REGION – Mit einer Mahnwache hat das parteiübergreifende „Bündnis für demokratischen Zusammenhalt

REGION – Mit einer Mahnwache hat das parteiübergreifende „Bündnis für demokratischen Zusammenhalt – kein Platz für Rechtsextremismus“ auf dem Synagogenplatz in Hamm an den Jahrestag des russischen Angriffs auf die Ukraine erinnert und zu Frieden sowie Solidarität mit den Menschen in der Ukraine aufgerufen.

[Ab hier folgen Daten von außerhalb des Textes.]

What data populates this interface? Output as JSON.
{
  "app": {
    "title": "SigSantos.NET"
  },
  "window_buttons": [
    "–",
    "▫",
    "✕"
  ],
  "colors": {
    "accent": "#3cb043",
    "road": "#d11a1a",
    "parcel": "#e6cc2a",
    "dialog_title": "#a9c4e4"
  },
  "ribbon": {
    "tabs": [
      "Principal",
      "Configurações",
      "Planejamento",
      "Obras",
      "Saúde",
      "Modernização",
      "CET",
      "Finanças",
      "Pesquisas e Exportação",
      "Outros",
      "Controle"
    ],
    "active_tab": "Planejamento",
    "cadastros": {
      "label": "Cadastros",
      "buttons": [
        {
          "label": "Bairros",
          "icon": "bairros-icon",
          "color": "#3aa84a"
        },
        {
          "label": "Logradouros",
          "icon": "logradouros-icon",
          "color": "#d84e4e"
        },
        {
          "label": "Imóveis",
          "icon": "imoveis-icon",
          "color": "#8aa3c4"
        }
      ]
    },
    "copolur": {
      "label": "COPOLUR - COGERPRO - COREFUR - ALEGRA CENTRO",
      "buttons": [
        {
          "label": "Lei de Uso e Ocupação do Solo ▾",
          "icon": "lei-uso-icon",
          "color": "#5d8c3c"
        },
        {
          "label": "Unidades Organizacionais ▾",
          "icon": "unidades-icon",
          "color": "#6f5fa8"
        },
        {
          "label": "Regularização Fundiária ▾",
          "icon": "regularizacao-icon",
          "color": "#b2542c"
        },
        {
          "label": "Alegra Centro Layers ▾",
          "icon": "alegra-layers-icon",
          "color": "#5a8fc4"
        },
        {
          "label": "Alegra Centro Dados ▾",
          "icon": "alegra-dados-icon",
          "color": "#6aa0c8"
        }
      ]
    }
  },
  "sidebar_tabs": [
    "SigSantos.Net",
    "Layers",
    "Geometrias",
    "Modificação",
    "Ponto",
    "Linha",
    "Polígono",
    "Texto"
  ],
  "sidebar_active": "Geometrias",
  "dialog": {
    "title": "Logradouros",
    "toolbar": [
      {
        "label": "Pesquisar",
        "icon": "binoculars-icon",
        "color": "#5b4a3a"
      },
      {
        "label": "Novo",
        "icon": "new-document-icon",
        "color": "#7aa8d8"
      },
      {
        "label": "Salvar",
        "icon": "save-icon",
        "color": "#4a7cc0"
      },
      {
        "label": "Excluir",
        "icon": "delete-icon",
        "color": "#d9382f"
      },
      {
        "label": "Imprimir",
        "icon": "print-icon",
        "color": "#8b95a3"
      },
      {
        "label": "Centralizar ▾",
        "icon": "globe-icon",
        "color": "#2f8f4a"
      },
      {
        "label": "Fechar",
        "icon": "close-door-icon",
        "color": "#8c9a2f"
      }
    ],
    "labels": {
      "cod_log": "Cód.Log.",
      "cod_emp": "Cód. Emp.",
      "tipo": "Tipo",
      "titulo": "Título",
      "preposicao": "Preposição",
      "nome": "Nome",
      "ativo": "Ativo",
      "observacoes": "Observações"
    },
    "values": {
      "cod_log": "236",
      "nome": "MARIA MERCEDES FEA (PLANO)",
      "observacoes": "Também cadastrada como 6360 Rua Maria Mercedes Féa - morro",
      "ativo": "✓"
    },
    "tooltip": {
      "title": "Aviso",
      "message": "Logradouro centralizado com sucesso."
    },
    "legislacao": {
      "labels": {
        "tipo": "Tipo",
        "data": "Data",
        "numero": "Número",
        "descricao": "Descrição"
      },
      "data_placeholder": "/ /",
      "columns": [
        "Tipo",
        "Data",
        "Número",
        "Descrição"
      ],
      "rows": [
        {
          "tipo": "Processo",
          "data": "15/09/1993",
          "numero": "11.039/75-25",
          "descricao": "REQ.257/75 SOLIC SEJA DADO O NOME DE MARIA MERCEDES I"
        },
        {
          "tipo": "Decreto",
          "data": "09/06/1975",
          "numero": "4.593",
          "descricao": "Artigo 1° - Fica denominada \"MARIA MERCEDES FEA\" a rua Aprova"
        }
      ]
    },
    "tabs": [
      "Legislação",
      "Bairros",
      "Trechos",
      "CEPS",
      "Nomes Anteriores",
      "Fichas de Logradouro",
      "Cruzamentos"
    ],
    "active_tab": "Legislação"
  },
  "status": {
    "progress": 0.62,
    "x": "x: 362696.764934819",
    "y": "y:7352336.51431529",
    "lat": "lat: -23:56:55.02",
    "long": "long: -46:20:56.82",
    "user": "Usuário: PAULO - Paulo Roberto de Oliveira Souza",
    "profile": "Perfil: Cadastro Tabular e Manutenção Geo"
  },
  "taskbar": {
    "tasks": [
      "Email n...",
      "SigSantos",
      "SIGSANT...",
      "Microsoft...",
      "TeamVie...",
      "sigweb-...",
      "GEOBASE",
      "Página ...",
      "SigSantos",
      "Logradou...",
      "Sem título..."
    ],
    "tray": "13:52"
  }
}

In mehreren Redebeiträgen und unter musikalischer Mitgestaltung von Jörg P. Brück wurde eindringlich auf das unermessliche Leid hingewiesen, das der Krieg dort täglich verursacht. Während vielerorts über den Krieg gesprochen werde, erlebten die Menschen in der Ukraine dessen grausame Realität Tag für Tag. Ziel des russischen Angriffskrieges sei es, die ukrainische Bevölkerung zu brechen und sie zu zwingen, ihre Selbstbestimmung und Freiheit dem Diktat des russischen Aggressors zu unterwerfen.

Die Rednerinnen und Redner schilderten die dramatischen Folgen des Krieges: Städte und Dörfer werden zerstört, Familien auseinandergerissen, unzählige Menschen getötet oder verletzt. Kinder werden verschleppt, viele Menschen müssen in Kellern oder U-Bahn-Schächten Schutz suchen. Frauen sind sexualisierter Gewalt ausgesetzt, alte und kranke Menschen haben häufig keine Möglichkeit, medizinisch versorgt zu werden oder aus den umkämpften Gebieten zu fliehen.

Besonders jetzt ist die Situation für viele Menschen verzweifelt. In zerstörten Wohnungen und Häusern fehlt oft Strom und Heizungen. Viele der Verletzten leiden ihr Leben lang unter den Folgen des Krieges.

Die Mitglieder des Bündnisses betonten zugleich ihre Solidarität mit der ukrainischen Bevölkerung: „Die Sehnsucht nach einem baldigen Frieden ist unendlich, doch mit jedem Tag schwindet die Hoffnung. Wir stehen an der Seite der Menschen in der Ukraine und unterstützen ausdrücklich ihren Willen, in Freiheit und Selbstbestimmung zu leben.“

Mit der Mahnwache wollten die Teilnehmenden nicht nur an die Opfer des Krieges erinnern, sondern auch ein Zeichen für Frieden, Menschlichkeit und demokratischen Zusammenhalt im Kreis Altenkirchen und darüber hinaus setzen.